A seminal paper in the epigenetics field published in 2004 showed how the stress axis of rat pups is epigenetically programmed by the type of care they get from their mothers. Rat pups that had high levels of licking and grooming from their mother had lower levels of DNA methylation at the glucocorticoid receptor gene promoter (Weaver et al., 2004). What this means is that the rat pups that had high levels of licking and grooming, which in the rat world counts as good mothering, also had their glucocorticoid receptor gene’s volume turned up. This in turn led to these rats growing up to have a lot of glucocorticoid receptors, which both mediates the effects of the stress axis via corticosterone (in humans it is cortisol) and, importantly, means that the stress response can be efficiently turned off once it has done its job. The converse was also true. Rat pups that had low levels of licking and grooming, equating to less sensitive and attentive mothering, had a more methylated glucocorticoid receptor gene promoter, hence fewer glucocorticoid receptors, meaning that their stress response would persist for longer.
To recap, the positive experience of licking and grooming is adaptive for rat pups because it promotes production of glucocorticoid receptors so their stress response can be more efficiently terminated; this is okay because they have a sensitive, attentive and available mother to nurture and protect them.

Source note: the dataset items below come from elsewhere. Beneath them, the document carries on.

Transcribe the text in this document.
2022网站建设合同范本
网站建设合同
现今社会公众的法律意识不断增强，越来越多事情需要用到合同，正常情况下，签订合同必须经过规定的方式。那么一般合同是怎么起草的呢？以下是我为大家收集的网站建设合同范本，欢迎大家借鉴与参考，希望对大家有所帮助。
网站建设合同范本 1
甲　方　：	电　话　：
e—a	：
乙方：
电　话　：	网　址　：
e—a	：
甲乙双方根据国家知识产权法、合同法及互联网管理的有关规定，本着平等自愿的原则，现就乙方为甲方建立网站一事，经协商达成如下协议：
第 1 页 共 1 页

Conversely, the negative experience of low levels of licking and grooming is also adaptive because the stress response itself helps the rat pups survive. In this case, however, it is not so readily turned off so the survival advantage conferred by the activated stress system persists and perhaps compensates for the absence of a sensitive, attentive and available mother.

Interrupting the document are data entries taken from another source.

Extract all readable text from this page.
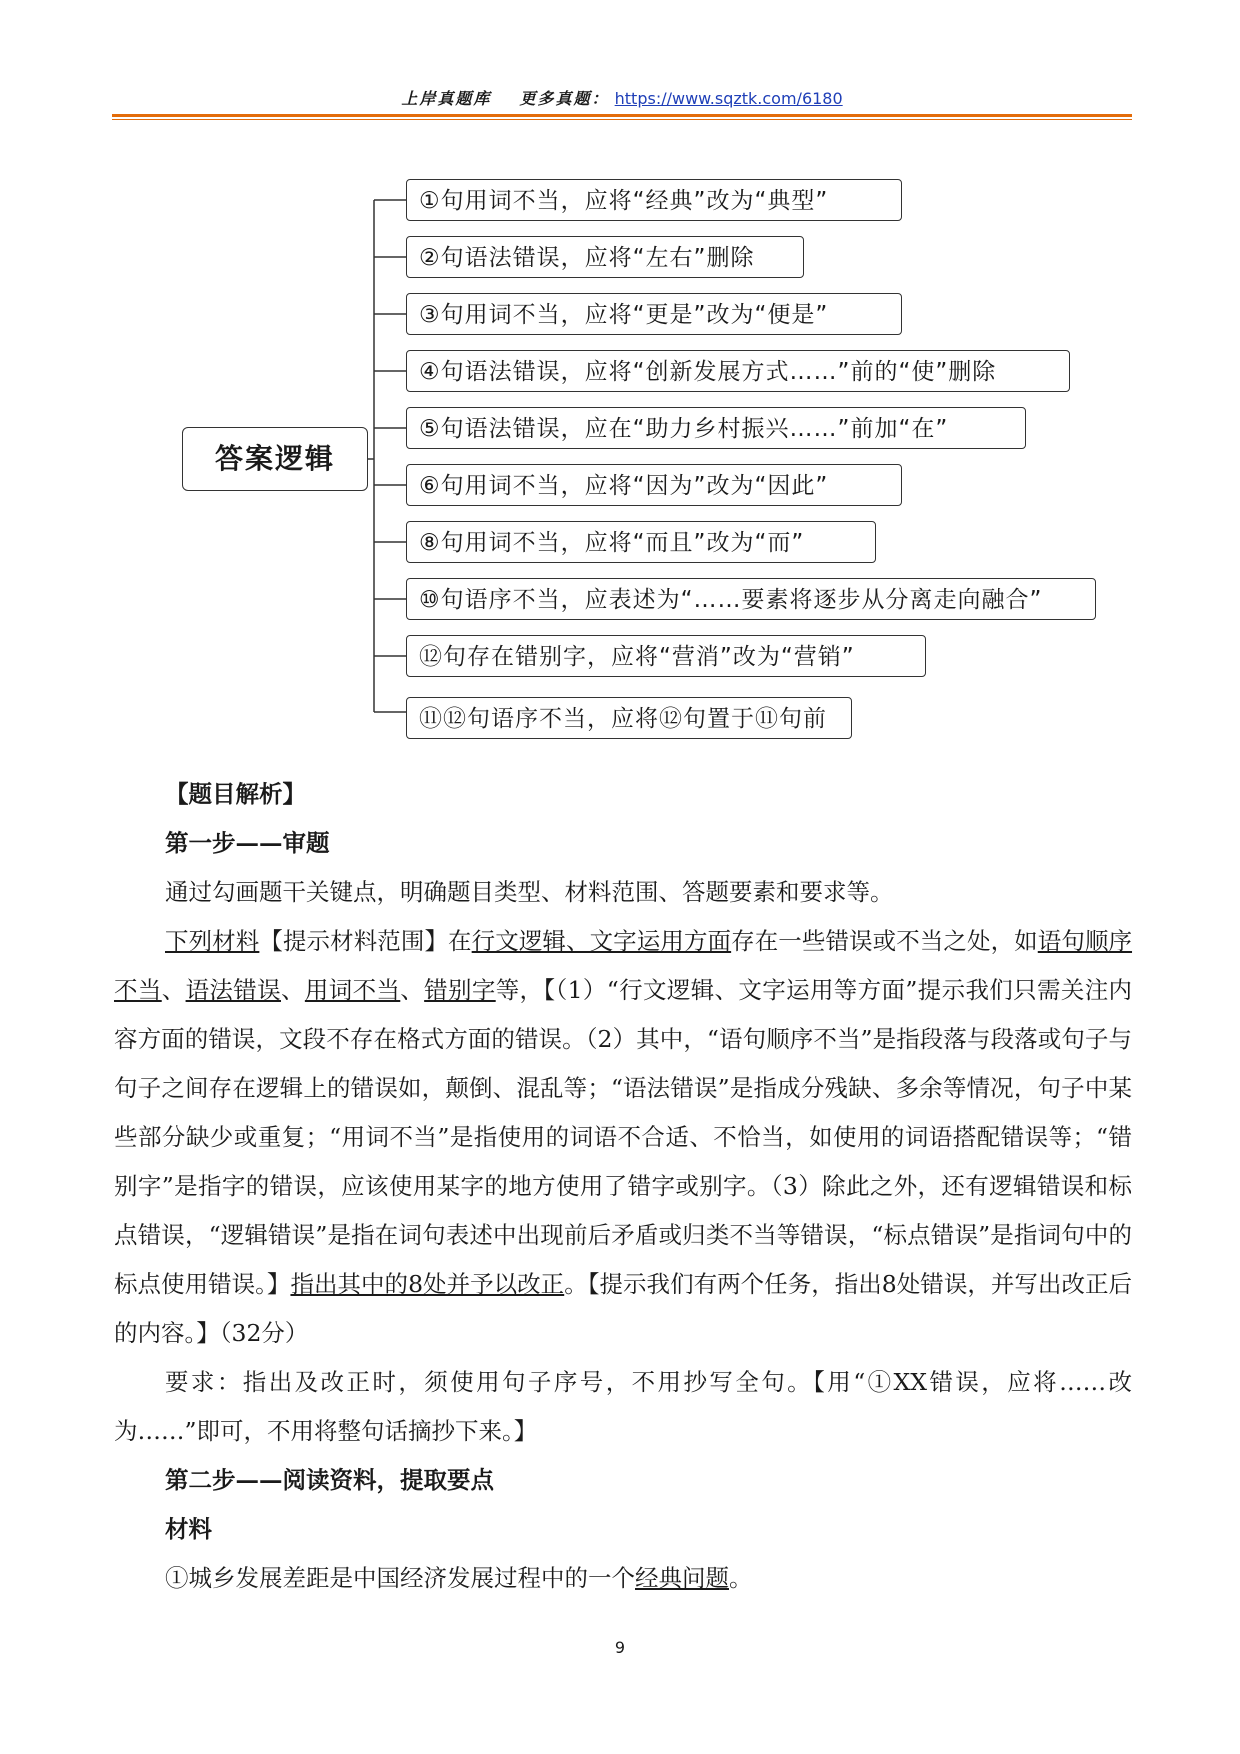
上岸真题库 更多真题： https://www.sqztk.com/6180
答案逻辑
①句用词不当，应将“经典”改为“典型”
②句语法错误，应将“左右”删除
③句用词不当，应将“更是”改为“便是”
④句语法错误，应将“创新发展方式……”前的“使”删除
⑤句语法错误，应在“助力乡村振兴……”前加“在”
⑥句用词不当，应将“因为”改为“因此”
⑧句用词不当，应将“而且”改为“而”
⑩句语序不当，应表述为“……要素将逐步从分离走向融合”
⑫句存在错别字，应将“营消”改为“营销”
⑪⑫句语序不当，应将⑫句置于⑪句前

【题目解析】

第一步——审题

通过勾画题干关键点，明确题目类型、材料范围、答题要素和要求等。

下列材料【提示材料范围】在行文逻辑、文字运用方面存在一些错误或不当之处，如语句顺序不当、语法错误、用词不当、错别字等，【（1）“行文逻辑、文字运用等方面”提示我们只需关注内容方面的错误，文段不存在格式方面的错误。（2）其中，“语句顺序不当”是指段落与段落或句子与句子之间存在逻辑上的错误如，颠倒、混乱等；“语法错误”是指成分残缺、多余等情况，句子中某些部分缺少或重复；“用词不当”是指使用的词语不合适、不恰当，如使用的词语搭配错误等；“错别字”是指字的错误，应该使用某字的地方使用了错字或别字。（3）除此之外，还有逻辑错误和标点错误，“逻辑错误”是指在词句表述中出现前后矛盾或归类不当等错误，“标点错误”是指词句中的标点使用错误。】指出其中的8处并予以改正。【提示我们有两个任务，指出8处错误，并写出改正后的内容。】（32分）

要求：指出及改正时，须使用句子序号，不用抄写全句。【用“①XX错误，应将……改为……”即可，不用将整句话摘抄下来。】

第二步——阅读资料，提取要点

材料

①城乡发展差距是中国经济发展过程中的一个经典问题。

9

The intergenerational effects of trauma in humans have been studied by Rachel Yahuda. In one study, she examined how a mother’s experience of trauma leading to a diagnosis of PTSD may transfer to her children as an increased risk for PTSD (Yehuda, Bell, Bierer, & Schmeidler, 2008). This does not sound adaptive at all until you consider that the symptoms of PTSD, including anxiety, hypervigilance, and insomnia, are all adaptive strategies to try and remain safe in case something else traumatic occurs. Nature perhaps assumes that the mother’s children will be born into an environment that is dangerous and prepares them for survival in advance by enhancing the expression of genes that contribute to anxiety and hypervigilant behaviours. The intergenerational transmission of stress is fully discussed in a recent review by Bowers and Yehuda (2016) published in the journal Neuropsychopharmacology.